La nuit même je pense, nous sommes partis dans une tranchée. Ce n’était pas très loin, mais on avait très peur. On pleurait tous. Avant d’arriver à la tranchée, j’ai toujours cette vision de soldats morts dans le jardin avec leur parachute. Il y en a même un, je me souviens, c’était certainement un soldat américain, tout jeune, qui agonisait. Les fourmis étaient déjà rentrées dans sa bouche. Un autre soldat est venu mettre fin à ses souffrances. Cette vision, je l’ai toujours.
Les bombardiers, c’était un bruit infernal. Les avions qui nous rasaient presque et qui jetaient leurs bombes. On ne voyait plus le ciel puis c’étaient les maisons qui s’embrasaient. C’était l’horreur ! Comme si le sort s’acharnait sur nous. Je ne sais même pas comment on a pu être épargnés. Nous avons vécu pendant quelque temps dans la tranchée parce que la maison était occupée par les Allemands. Nous, on essayait de faire le va-et-vient entre la tranchée et la maison pour pouvoir récupérer ce que l’on pouvait manger… La vie était très dure. On était affamés, il fallait se nourrir comme on pouvait.

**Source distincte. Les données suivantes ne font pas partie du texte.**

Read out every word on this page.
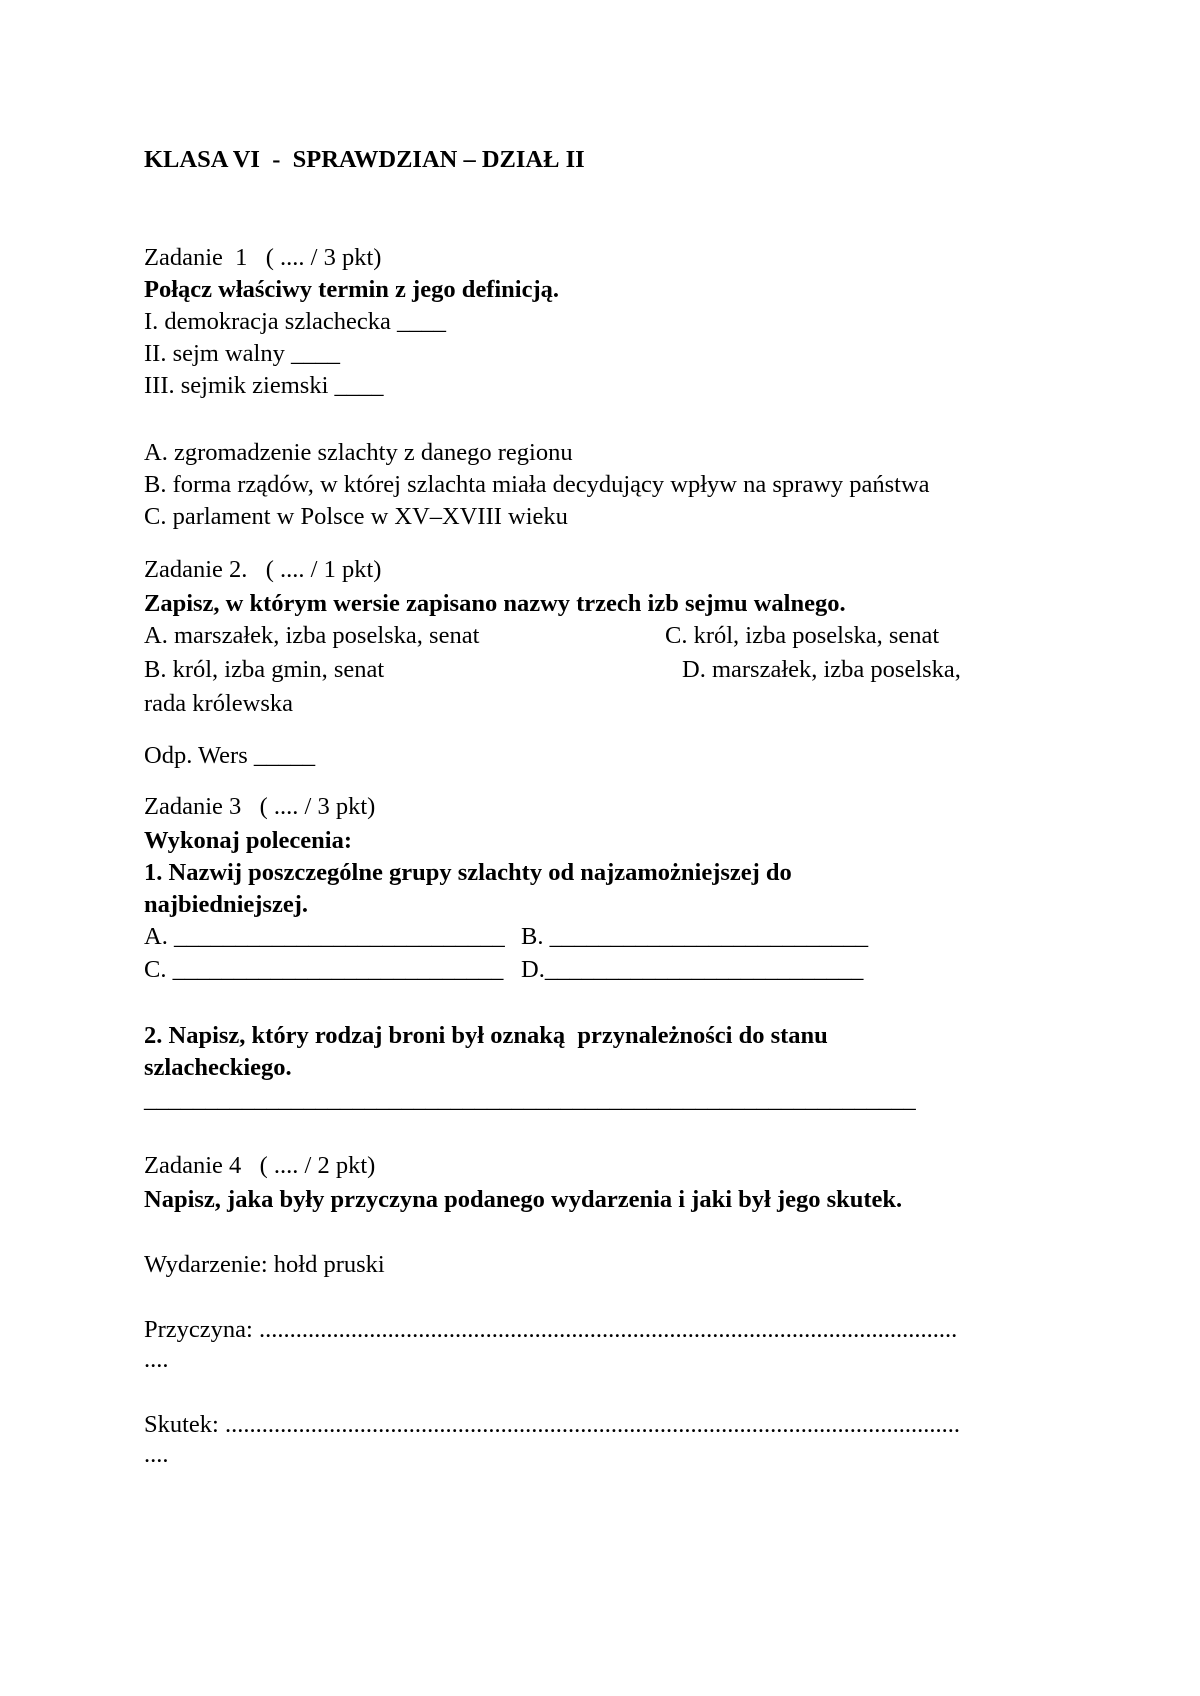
KLASA VI  -  SPRAWDZIAN – DZIAŁ II
Zadanie  1   ( .... / 3 pkt)
Połącz właściwy termin z jego definicją.
I. demokracja szlachecka ____
II. sejm walny ____
III. sejmik ziemski ____
A. zgromadzenie szlachty z danego regionu
B. forma rządów, w której szlachta miała decydujący wpływ na sprawy państwa
C. parlament w Polsce w XV–XVIII wieku
Zadanie 2.   ( .... / 1 pkt)
Zapisz, w którym wersie zapisano nazwy trzech izb sejmu walnego.
A. marszałek, izba poselska, senat	C. król, izba poselska, senat
B. król, izba gmin, senat	D. marszałek, izba poselska,
rada królewska
Odp. Wers _____
Zadanie 3   ( .... / 3 pkt)
Wykonaj polecenia:
1. Nazwij poszczególne grupy szlachty od najzamożniejszej do
najbiedniejszej.
A. ___________________________ B. __________________________
C. ___________________________ D.__________________________
2. Napisz, który rodzaj broni był oznaką  przynależności do stanu
szlacheckiego.
_______________________________________________________________
Zadanie 4   ( .... / 2 pkt)
Napisz, jaka były przyczyna podanego wydarzenia i jaki był jego skutek.
Wydarzenie: hołd pruski
Przyczyna: ..................................................................................................................
....
Skutek: ........................................................................................................................
....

Un jour, les Allemands nous ont alignés le long du mur avec mes parents. Je ne sais pas ce qu’ils se racontaient entre eux… Ils nous faisaient comprendre qu’ils allaient tirer. Ils faisaient le mouvement, comme ça ! Nous, on s’est tous mis à pleurer. Puis, ils sont partis.
«On était des loques, des loques…»
Après la guerre, les petits couraient dans les champs récupérer les armes qui trainaient. Maman, complètement affolée, nous disait : «Laissez ça, vous allez vous faire tuer !» Ma petite soeur, un jour, a récupéré un objet de guerre, une douille, qu’elle a jetée dans la cheminée et que j’ai récupérée dans la jambe. J’ai encore un reste du Débarquement de 1944 dans ma jambe.

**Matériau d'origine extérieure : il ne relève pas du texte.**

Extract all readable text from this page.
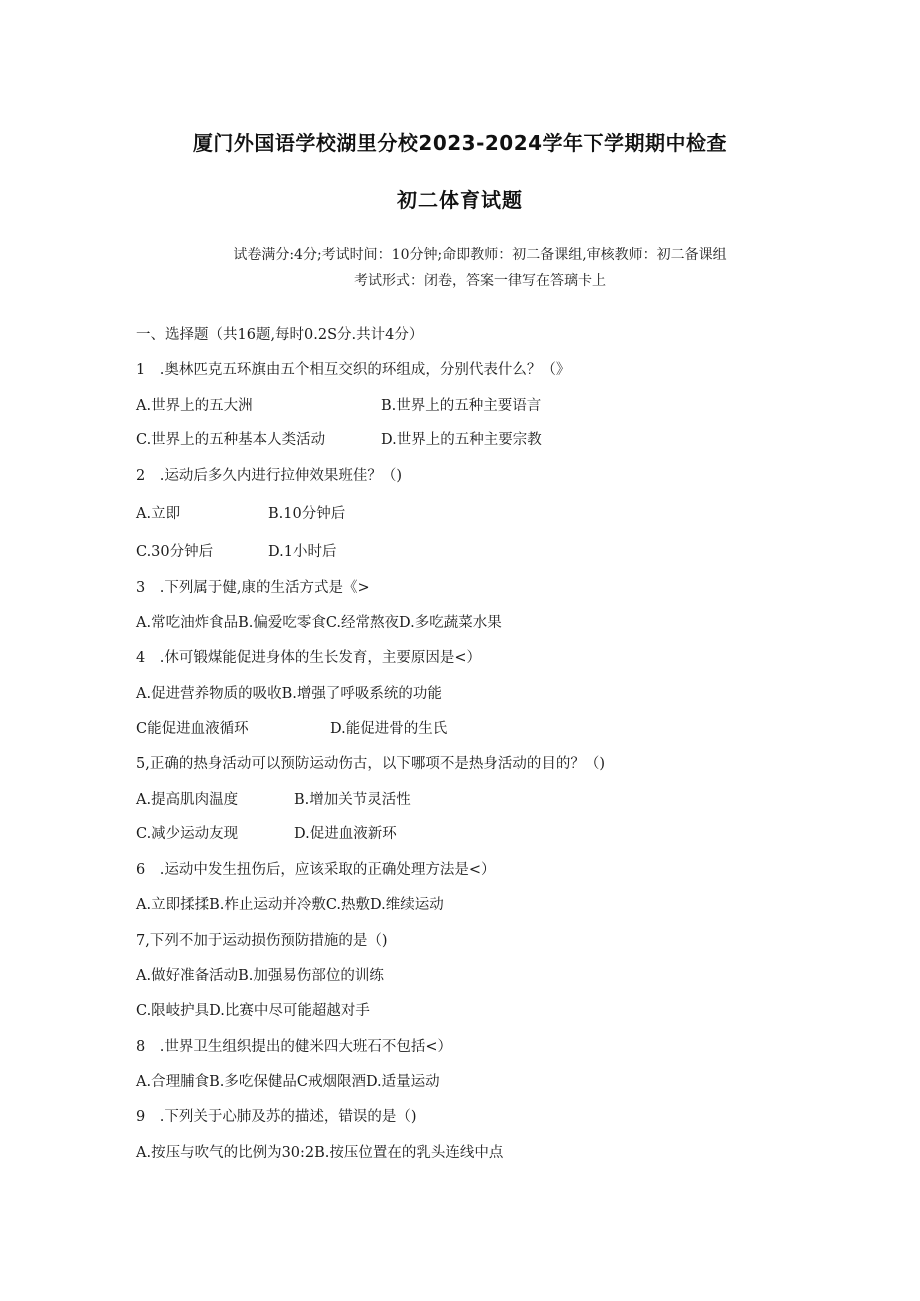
厦门外国语学校湖里分校2023-2024学年下学期期中检查
初二体育试题
试卷满分:4分;考试时间：10分钟;命即教师：初二备课组,审核教师：初二备课组
考试形式：闭卷，答案一律写在答璃卡上
一、选择题（共16题,每时0.2S分.共计4分）
1　.奥林匹克五环旗由五个相互交织的环组成，分别代表什么？（》
A.世界上的五大洲	B.世界上的五种主要语言
C.世界上的五种基本人类活动	D.世界上的五种主要宗教
2　.运动后多久内进行拉伸效果班佳？（)
A.立即	B.10分钟后
C.30分钟后	D.1小时后
3　.下列属于健,康的生活方式是《>
A.常吃油炸食品B.偏爱吃零食C.经常熬夜D.多吃蔬菜水果
4　.休可锻煤能促进身体的生长发育，主要原因是<）
A.促进营养物质的吸收B.增强了呼吸系统的功能
C能促进血液循环	D.能促进骨的生氏
5,正确的热身活动可以预防运动伤古，以下哪项不是热身活动的目的？（)
A.提高肌肉温度	B.增加关节灵活性
C.减少运动友现	D.促进血液新环
6　.运动中发生扭伤后，应该采取的正确处理方法是<）
A.立即揉揉B.柞止运动并冷敷C.热敷D.维续运动
7,下列不加于运动损伤预防措施的是（)
A.做好准备活动B.加强易伤部位的训练
C.限岐护具D.比赛中尽可能超越对手
8　.世界卫生组织提出的健米四大班石不包括<）
A.合理脯食B.多吃保健品C戒烟限酒D.适量运动
9　.下列关于心肺及苏的描述，错误的是（)
A.按压与吹气的比例为30:2B.按压位置在的乳头连线中点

La Croix-Rouge américaine se déplaçait en Jeep tous les jours parce que je faisais une infection incroyable. Maman me transportait dans une brouette de la maison à la tranchée parce qu’elle ne pouvait pas me porter. Les cahotsme faisaient souffrir. Dans la tranchée, nous étions entassés les uns sur les autres, sur de la paille, on dormait comme ça. J’ai attrapé la gale aux deux coudes et ma grand-mère maternelle, adorable comme tout, sortait pour aller me chercher des feuilles de plantain réputées pour guérir de la gale. Elle sortait toujours la première pour nous dire «Allez-y, vous pouvez sortir, il n’y a personne !». Elle risquait sa vie. On avait peur, très peur à chaque instant d’être fusillés. On avait froid et faim. On était des loques, des loques…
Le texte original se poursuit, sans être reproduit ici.